En dernier lieu, la programmation pour 2023 assure la préservation de la capacité d'action des organismes de régulation par la consolidation de leurs ressources. Pour ce qui concerne l'Autorité de régulation des communications électroniques, des postes et de la distribution de la presse (Arcep) et l'Autorité de la concurrence, elle propose en effet une augmentation modérée des crédits de fonctionnement, ainsi qu'un maintien des plafonds d'emplois. S'agissant de la direction générale de la concurrence, de la consommation et de la répression des fraudes (DGCCRF), le PLF pour 2023 accorde des effectifs supplémentaires de l'ordre de quatre-vingt-quatre ETP, dont trente-quatre recrutés à titre temporaire, afin de mener les contrôles nécessaires à l'occasion de l'organisation et du déroulement des Jeux olympiques et paralympiques organisés à Paris en 2024.
De mon point de vue, il s'agit là d'autant de mesures utiles face à une hausse des prix qui bouleverse les repères et pèse sur les ressources des entreprises et des particuliers.

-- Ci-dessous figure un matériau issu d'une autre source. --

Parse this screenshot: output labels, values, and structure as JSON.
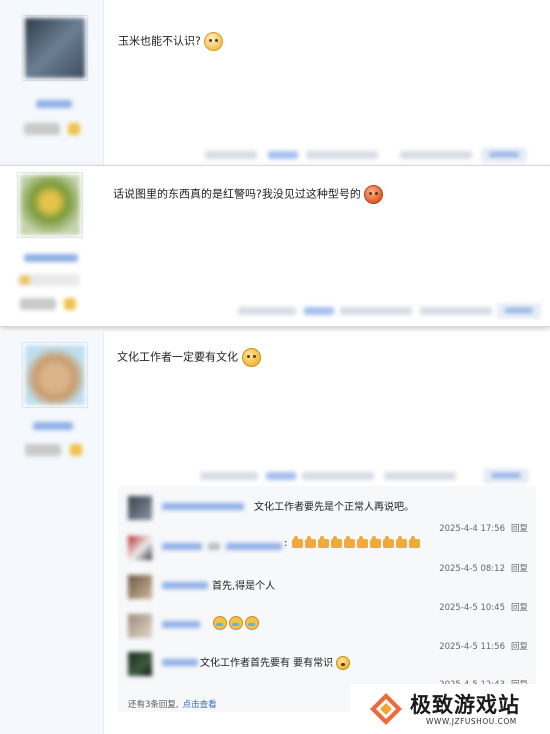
{
  "posts": [
    {
      "content": "玉米也能不认识?"
    },
    {
      "content": "话说图里的东西真的是红警吗?我没见过这种型号的"
    },
    {
      "content": "文化工作者一定要有文化"
    }
  ],
  "replies": [
    {
      "text": "文化工作者要先是个正常人再说吧。",
      "time": "2025-4-4 17:56",
      "action": "回复"
    },
    {
      "text": ":",
      "time": "2025-4-5 08:12",
      "action": "回复"
    },
    {
      "text": "首先,得是个人",
      "time": "2025-4-5 10:45",
      "action": "回复"
    },
    {
      "text": "",
      "time": "2025-4-5 11:56",
      "action": "回复"
    },
    {
      "text": "文化工作者首先要有 要有常识",
      "time": "2025-4-5 12:43",
      "action": "回复"
    }
  ],
  "more_replies": {
    "text": "还有3条回复,",
    "link": "点击查看"
  },
  "watermark": {
    "title": "极致游戏站",
    "url": "WWW.JZFUSHOU.COM"
  },
  "colors": {
    "link": "#3367d6",
    "side_bg": "#f5f8fc",
    "lzl_bg": "#f7f8fa"
  }
}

J'émettrai donc un avis favorable à l'adoption des crédits du programme 134.
Pour la partie thématique de mes travaux, j'ai choisi d'examiner l'efficacité du soutien public aux industries électro-intensives. Comme vous le savez, de manière courante, on distingue les électro-intensifs (EI) des hyper électro-intensifs (HEI). Ces deux catégories regroupent au total plus de 500 entreprises et emploient plus de 90 000 personnes. Elles ont ceci en commun de jouer un rôle fondamental dans les chaînes de valeur et d'être fortement exposées à la concurrence internationale. Je pense à des secteurs comme ceux du ciment, des plâtres et de la chaux, des métaux non ferreux, de la sidérurgie, de la chimie, des engrais, du papier carton, de l'aluminium.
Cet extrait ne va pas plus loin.